Photos: Todd Oldham Leads Sustainable Vegan Fashion Panel at Parsons
For Immediate Release:
February 22, 2017
Contact:
Moira Colley 202-483-7382
Because of its focus on sustainability, Parsons School of Design—America’s top design school—has shed its longtime fur program and welcomed a PETA panel hosted by Todd Oldham. During this afternoon’s event, Oldham debuted his animal-free fashion tutorial video for students and led a panel discussion with Parsons professor and designer Joshua Katcher and PETA Senior Vice President Dan Mathews. Photos from the event are available here.
Parsons’ increased focus on sustainable fashion comes as global demand for fur has crashed, while sustainable vegan fashion is on the rise, according to Forbes. More information about today’s event and its panelists follows.

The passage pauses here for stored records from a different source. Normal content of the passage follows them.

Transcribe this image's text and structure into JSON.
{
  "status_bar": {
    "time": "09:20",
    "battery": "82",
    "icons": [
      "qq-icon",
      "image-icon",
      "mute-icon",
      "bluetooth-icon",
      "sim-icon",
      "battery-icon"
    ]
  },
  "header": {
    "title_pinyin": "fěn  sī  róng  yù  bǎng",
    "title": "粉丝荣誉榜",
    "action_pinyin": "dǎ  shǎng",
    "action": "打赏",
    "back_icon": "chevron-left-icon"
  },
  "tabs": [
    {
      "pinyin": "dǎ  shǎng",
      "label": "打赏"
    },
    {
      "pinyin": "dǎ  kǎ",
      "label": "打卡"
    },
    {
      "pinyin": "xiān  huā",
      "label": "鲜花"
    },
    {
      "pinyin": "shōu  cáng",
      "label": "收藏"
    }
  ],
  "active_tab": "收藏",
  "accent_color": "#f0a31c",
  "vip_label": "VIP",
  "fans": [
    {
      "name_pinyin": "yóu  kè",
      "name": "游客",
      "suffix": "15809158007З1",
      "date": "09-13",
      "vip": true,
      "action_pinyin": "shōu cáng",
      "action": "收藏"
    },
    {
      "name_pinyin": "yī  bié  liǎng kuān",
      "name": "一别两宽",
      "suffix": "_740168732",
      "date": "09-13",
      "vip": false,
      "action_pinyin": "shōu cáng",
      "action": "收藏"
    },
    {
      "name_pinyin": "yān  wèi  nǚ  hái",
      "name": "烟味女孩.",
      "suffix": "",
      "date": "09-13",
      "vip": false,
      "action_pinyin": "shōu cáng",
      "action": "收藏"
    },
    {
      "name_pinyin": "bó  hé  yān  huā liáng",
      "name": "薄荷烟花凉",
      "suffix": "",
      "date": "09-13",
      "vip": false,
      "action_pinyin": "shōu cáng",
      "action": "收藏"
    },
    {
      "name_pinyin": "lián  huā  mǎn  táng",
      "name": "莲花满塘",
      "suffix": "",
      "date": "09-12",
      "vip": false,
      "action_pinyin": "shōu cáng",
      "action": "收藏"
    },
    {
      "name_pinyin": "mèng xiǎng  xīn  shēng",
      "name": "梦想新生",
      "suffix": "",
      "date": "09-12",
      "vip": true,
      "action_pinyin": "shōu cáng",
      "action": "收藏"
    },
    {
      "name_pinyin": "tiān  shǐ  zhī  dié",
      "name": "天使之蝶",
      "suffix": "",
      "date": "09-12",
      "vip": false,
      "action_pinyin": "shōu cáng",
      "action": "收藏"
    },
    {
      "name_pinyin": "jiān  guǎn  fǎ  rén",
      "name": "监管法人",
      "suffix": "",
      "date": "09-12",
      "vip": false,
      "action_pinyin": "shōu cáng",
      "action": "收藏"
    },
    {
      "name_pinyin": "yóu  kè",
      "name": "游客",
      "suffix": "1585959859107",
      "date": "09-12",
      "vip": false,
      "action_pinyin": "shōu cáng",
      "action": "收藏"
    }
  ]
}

Oldham filmed his new tutorial video—which shows how he creatively adapts various fabrics to avoid using fur, leather, feathers, and other animal-derived materials—at the Rhode Island School of Design (RISD), which recently hosted a museum retrospective dedicated to his whimsical fashions. The Wall Street Journal reported that the outfits on display at RISD were “as astonishing … as they were on the runway,” and just this month, Lena Dunham sported “vintage Todd” on the red carpet at the premiere of HBO’s Girls.
At Parsons, Joshua Katcher’s research focuses on sustainability and ethics in fashion production. In 2010, he launched his Brave GentleMan label—a fusion of “future-textiles” for high-end suits and footwear made with “future suede,” “future leather,” and “future wool.” He also runs the men’s lifestyle website The Discerning Brute, which highlights “fashion, food, and etiquette for the ethically handsome man.”
PETA’s Dan Mathews has stormed catwalks during Fashion Week, occupied Calvin Klein’s office (after which the designer ditched fur), and been arrested countless times in America, Europe, and Asia. Last year, he joined Stella McCartney at Paris Fashion Week to highlight her new eco- and animal-friendly Ultrasuede line.
PETA’s motto reads, in part, that “animals are not ours to wear.”